From the beginning, The Objecthood of Chairs was conceived as multi-disciplinary, a collaborative experiment in blurring the boundaries and mining the connections between text, movement, video, music, dramaturgy, and design. For that, I knew I needed the help of colleagues in SFU’s School for the Contemporary Arts. Over close to a year of discussion, workshops, experimentation, and rehearsal, faculty, current and former students, friends, and associates all brought their collective talents to bear on my script, helping to shape it into a performance. This included original choreography by Rob Kitsos, video projections by Rob Groeneboer, music by Martin Gotfrit, lighting by James Proudfoot, costumes by Florence Barrett, and direction and dramaturgy by DD Kugler, to whom I am forever beholden for first seeing the performance potential of my script.

A dedicated, enthusiastic, and amazingly talented group of SCA students and alumni also assisted with stage management, film production, video editing, effects, and coordination, lighting, research, publicity, and documentation.

Finally, our amazingly talented performers were Victor Mariano and Justin Reist, graduates from SCA’s Theatre and Dance programs, respectively, who immersed themselves in each other’s discipline specifically for this piece, and whose commitment to the long haul of its creation and realization was simply extraordinary.

The whole process was one of the most intellectually and creatively rewarding of my life.

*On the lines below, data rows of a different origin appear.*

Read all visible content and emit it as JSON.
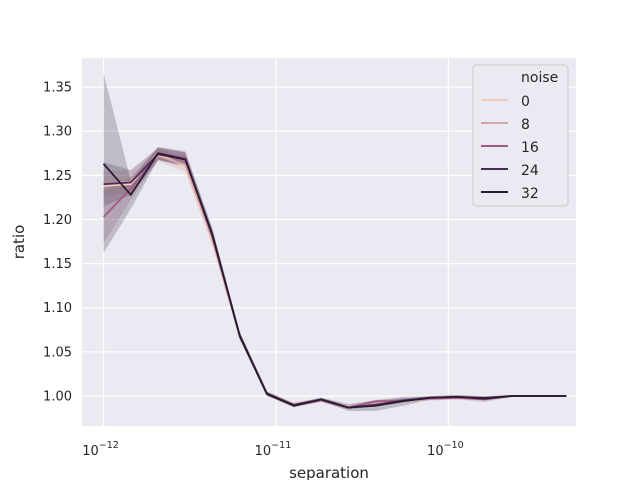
{
  "chart_data": {
    "type": "line",
    "title": "",
    "xlabel": "separation",
    "ylabel": "ratio",
    "x_scale": "log",
    "xlim": [
      7.5e-13,
      5.5e-10
    ],
    "ylim": [
      0.966,
      1.383
    ],
    "x_ticks": [
      {
        "value": 1e-12,
        "base": "10",
        "exp": "−12"
      },
      {
        "value": 1e-11,
        "base": "10",
        "exp": "−11"
      },
      {
        "value": 1e-10,
        "base": "10",
        "exp": "−10"
      }
    ],
    "y_ticks": [
      "1.00",
      "1.05",
      "1.10",
      "1.15",
      "1.20",
      "1.25",
      "1.30",
      "1.35"
    ],
    "grid": true,
    "legend": {
      "title": "noise",
      "placement": "upper right"
    },
    "x": [
      1e-12,
      1.44e-12,
      2.07e-12,
      2.98e-12,
      4.28e-12,
      6.16e-12,
      8.86e-12,
      1.27e-11,
      1.83e-11,
      2.64e-11,
      3.79e-11,
      5.46e-11,
      7.85e-11,
      1.13e-10,
      1.62e-10,
      2.34e-10,
      3.36e-10,
      4.83e-10
    ],
    "series": [
      {
        "name": "0",
        "color": "#f0cdb8",
        "values": [
          1.238,
          1.24,
          1.275,
          1.26,
          1.175,
          1.068,
          1.003,
          0.991,
          0.995,
          0.988,
          0.99,
          0.994,
          0.997,
          0.999,
          0.998,
          1.0,
          1.0,
          1.0
        ],
        "band_low": [
          1.23,
          1.232,
          1.268,
          1.252,
          1.168,
          1.064,
          1.001,
          0.989,
          0.993,
          0.986,
          0.988,
          0.992,
          0.995,
          0.997,
          0.996,
          0.999,
          0.999,
          0.999
        ],
        "band_high": [
          1.246,
          1.25,
          1.282,
          1.268,
          1.182,
          1.072,
          1.005,
          0.993,
          0.997,
          0.99,
          0.992,
          0.996,
          0.999,
          1.001,
          1.0,
          1.001,
          1.001,
          1.001
        ]
      },
      {
        "name": "8",
        "color": "#d9a3aa",
        "values": [
          1.24,
          1.243,
          1.272,
          1.262,
          1.178,
          1.068,
          1.003,
          0.99,
          0.996,
          0.987,
          0.991,
          0.995,
          0.997,
          0.998,
          0.997,
          1.0,
          1.0,
          1.0
        ],
        "band_low": [
          1.225,
          1.23,
          1.265,
          1.255,
          1.17,
          1.064,
          1.001,
          0.988,
          0.994,
          0.985,
          0.989,
          0.993,
          0.995,
          0.996,
          0.995,
          0.999,
          0.999,
          0.999
        ],
        "band_high": [
          1.255,
          1.256,
          1.28,
          1.27,
          1.186,
          1.072,
          1.005,
          0.992,
          0.998,
          0.989,
          0.993,
          0.997,
          0.999,
          1.0,
          0.999,
          1.001,
          1.001,
          1.001
        ]
      },
      {
        "name": "16",
        "color": "#a05a85",
        "values": [
          1.203,
          1.235,
          1.275,
          1.27,
          1.18,
          1.069,
          1.003,
          0.99,
          0.995,
          0.987,
          0.994,
          0.995,
          0.997,
          0.998,
          0.996,
          1.0,
          1.0,
          1.0
        ],
        "band_low": [
          1.173,
          1.222,
          1.268,
          1.262,
          1.172,
          1.065,
          1.001,
          0.988,
          0.993,
          0.985,
          0.992,
          0.993,
          0.995,
          0.996,
          0.993,
          0.999,
          0.999,
          0.999
        ],
        "band_high": [
          1.233,
          1.248,
          1.282,
          1.278,
          1.188,
          1.073,
          1.005,
          0.992,
          0.997,
          0.989,
          0.996,
          0.997,
          0.999,
          1.0,
          0.999,
          1.001,
          1.001,
          1.001
        ]
      },
      {
        "name": "24",
        "color": "#4a2e55",
        "values": [
          1.24,
          1.242,
          1.274,
          1.268,
          1.182,
          1.069,
          1.003,
          0.99,
          0.996,
          0.987,
          0.99,
          0.995,
          0.998,
          0.999,
          0.998,
          1.0,
          1.0,
          1.0
        ],
        "band_low": [
          1.215,
          1.228,
          1.267,
          1.26,
          1.175,
          1.065,
          1.001,
          0.988,
          0.994,
          0.985,
          0.988,
          0.993,
          0.996,
          0.997,
          0.996,
          0.999,
          0.999,
          0.999
        ],
        "band_high": [
          1.265,
          1.256,
          1.281,
          1.276,
          1.189,
          1.073,
          1.005,
          0.992,
          0.998,
          0.989,
          0.992,
          0.997,
          1.0,
          1.001,
          1.0,
          1.001,
          1.001,
          1.001
        ]
      },
      {
        "name": "32",
        "color": "#2b1a33",
        "values": [
          1.263,
          1.228,
          1.275,
          1.268,
          1.183,
          1.068,
          1.002,
          0.989,
          0.996,
          0.987,
          0.989,
          0.994,
          0.998,
          0.999,
          0.997,
          1.0,
          1.0,
          1.0
        ],
        "band_low": [
          1.162,
          1.212,
          1.268,
          1.26,
          1.176,
          1.064,
          1.0,
          0.987,
          0.994,
          0.983,
          0.983,
          0.989,
          0.996,
          0.997,
          0.995,
          0.999,
          0.999,
          0.999
        ],
        "band_high": [
          1.366,
          1.244,
          1.282,
          1.276,
          1.19,
          1.072,
          1.004,
          0.991,
          0.998,
          0.991,
          0.995,
          0.999,
          1.0,
          1.001,
          0.999,
          1.001,
          1.001,
          1.001
        ]
      }
    ]
  }
}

I thought I knew what interdisciplinary collaboration meant before starting this project. These folks taught me I hadn’t a clue. I’m immensely grateful for their tutelage, and for the opportunity to be a part, however small, of SCA’s move into their spectacular new Woodward’s digs (replete with an abundance of funky chairs). Indeed, I will forever cherish the fact that The Objecthood of Chairs was the inaugural production in SFU Woodward’s Studio T, an intimate black box space that we were thrilled to be testing out.